Race is sometimes overtly at the heart of the political debate, as was concern about the enrollment and graduation rates at the U.S. Coast Guard Academy in New London or the white-to-black student ratio at the Hartford region’s network of themed magnet schools.
Racial bias among local police – as evidenced by the frequency of their traffic stops of black vs. white motorists — is also a periodic concern as it was last week following the release a new report by the Central Connecticut State University Institute for Municipal and Regional Policy.
Racial differences have a bearing on the political atmosphere in more subtle ways, too.
Take Democrat Jahana Hayes and Republican Manny Santos in their bid for U.S. Rep. Elizabeth Esty’s 5th District seat in Congress. Hayes, who if elected would be the first black Democrat represent Connecticut in Congress, has gotten a lot of campaign money from out of state; and from members of the all-Democratic Connecticut congressional delegation; and from political action committees.

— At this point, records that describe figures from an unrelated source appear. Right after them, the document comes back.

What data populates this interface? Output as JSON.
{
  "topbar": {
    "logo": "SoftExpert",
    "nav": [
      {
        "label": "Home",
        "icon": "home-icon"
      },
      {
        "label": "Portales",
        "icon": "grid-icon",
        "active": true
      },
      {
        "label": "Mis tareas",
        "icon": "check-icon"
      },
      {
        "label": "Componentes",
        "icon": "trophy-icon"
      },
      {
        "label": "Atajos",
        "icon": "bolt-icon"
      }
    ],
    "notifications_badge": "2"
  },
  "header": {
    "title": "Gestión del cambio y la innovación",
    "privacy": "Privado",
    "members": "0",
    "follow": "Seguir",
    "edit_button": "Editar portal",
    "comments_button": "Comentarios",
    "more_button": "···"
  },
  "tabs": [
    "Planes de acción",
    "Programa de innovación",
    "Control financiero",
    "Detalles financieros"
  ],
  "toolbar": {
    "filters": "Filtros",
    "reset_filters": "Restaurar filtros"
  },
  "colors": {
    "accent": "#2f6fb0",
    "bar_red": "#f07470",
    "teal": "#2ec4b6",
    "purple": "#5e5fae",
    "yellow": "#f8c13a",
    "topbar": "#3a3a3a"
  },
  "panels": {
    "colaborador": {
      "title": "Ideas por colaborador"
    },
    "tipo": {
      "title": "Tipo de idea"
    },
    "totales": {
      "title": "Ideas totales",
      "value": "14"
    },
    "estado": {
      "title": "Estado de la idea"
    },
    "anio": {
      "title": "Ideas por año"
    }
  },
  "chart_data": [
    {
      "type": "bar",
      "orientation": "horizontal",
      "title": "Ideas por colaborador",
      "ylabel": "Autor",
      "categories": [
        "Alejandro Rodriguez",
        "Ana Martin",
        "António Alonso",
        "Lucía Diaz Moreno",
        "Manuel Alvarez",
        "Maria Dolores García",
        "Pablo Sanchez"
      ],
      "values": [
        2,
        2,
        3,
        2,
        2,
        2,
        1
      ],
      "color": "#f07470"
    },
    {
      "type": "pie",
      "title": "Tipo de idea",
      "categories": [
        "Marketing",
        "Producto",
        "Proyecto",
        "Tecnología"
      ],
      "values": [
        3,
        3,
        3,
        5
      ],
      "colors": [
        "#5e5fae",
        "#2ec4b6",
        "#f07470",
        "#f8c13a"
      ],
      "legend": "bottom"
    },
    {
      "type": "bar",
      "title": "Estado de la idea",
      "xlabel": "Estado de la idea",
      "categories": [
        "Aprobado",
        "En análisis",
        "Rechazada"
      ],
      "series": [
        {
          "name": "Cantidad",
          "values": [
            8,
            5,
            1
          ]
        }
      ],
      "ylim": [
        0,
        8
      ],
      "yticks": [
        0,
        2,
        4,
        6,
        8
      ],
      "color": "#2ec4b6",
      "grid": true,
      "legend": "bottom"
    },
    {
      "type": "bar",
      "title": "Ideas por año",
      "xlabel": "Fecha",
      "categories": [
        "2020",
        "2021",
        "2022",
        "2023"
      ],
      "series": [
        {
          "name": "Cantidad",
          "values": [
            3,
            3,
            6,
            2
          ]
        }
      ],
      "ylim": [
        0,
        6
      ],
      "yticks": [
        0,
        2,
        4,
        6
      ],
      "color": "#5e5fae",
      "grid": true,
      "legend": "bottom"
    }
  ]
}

She has amassed a political war chest of nearly $1.3 million compared to Santos’ $52,000.
The two 5th District contenders are about as far apart on the issues as they are in campaign finances. Esty, meanwhile, with no race to run, is busy finding a number of ways to spend her leftover campaign fund.
The state’s congressional Democrats have a lot more campaign money to spend than their challengers. U.S. Rep. Jim Himes, D-4th District, for example, has greatly out-paced his Republican challenger Harry Arora in fundraising.
In general it is hard to unseat an incumbent from either party, as U.S Rep. John Larson’s opponent Jennifer Nye well knows. That is probably why a national political action committee has poured a lot of money into the races of Republican candidates for state senate.
The issue of the year, of course, is the state’s terrible financial situation and what is to be done about it.
And as one might expect in the final weeks, the debate among gubernatorial candidates is starting to get testy. Oz Griebel, an independent candidate, was particularly irritated by Republican Bob Stefanowski’s oft-cited pledge to re-fire the state’s economy by eliminating the state income tax (that’s half the state’s revenue) over eight years. In the face of a projected $4.6 billion state budget deficit awaiting the next governor, Griebel calls Stefanowski’s position “a lot of utter nonsense.”
Democratic contender Ned Lamont last week disclosed income tax filings that show an adjusted gross income of $3.6 million, saying “This is about transparency, and about being open and honest with voters.”
His fellow Democrats in the legislature, meanwhile, attacked Stefanowski’s background as chief executive of a payday lending company now barred from doing business in Connecticut because of its industry’s “unscrupulous” and “illegitimate” practices.
For his part, the Republican put out a TV commercial showing his softer side even as a Republican super PAC intensified its opposition to Lamont.
Elsewhere, as the employment picture improved, two of the businessmen who led the development of a comprehensive plan to dig the state out of its financial hole quietly continued to travel the state in an effort to persuade legislators to take another look at it next session.
Economies can be influenced by events near and far, however. The apparent murder of Saudi Arabian dissident Jamal Khashoggi in Turkey could result in sanctions that derail the sale of millions of dollars worth of Connecticut-built helicopters and aircraft engines.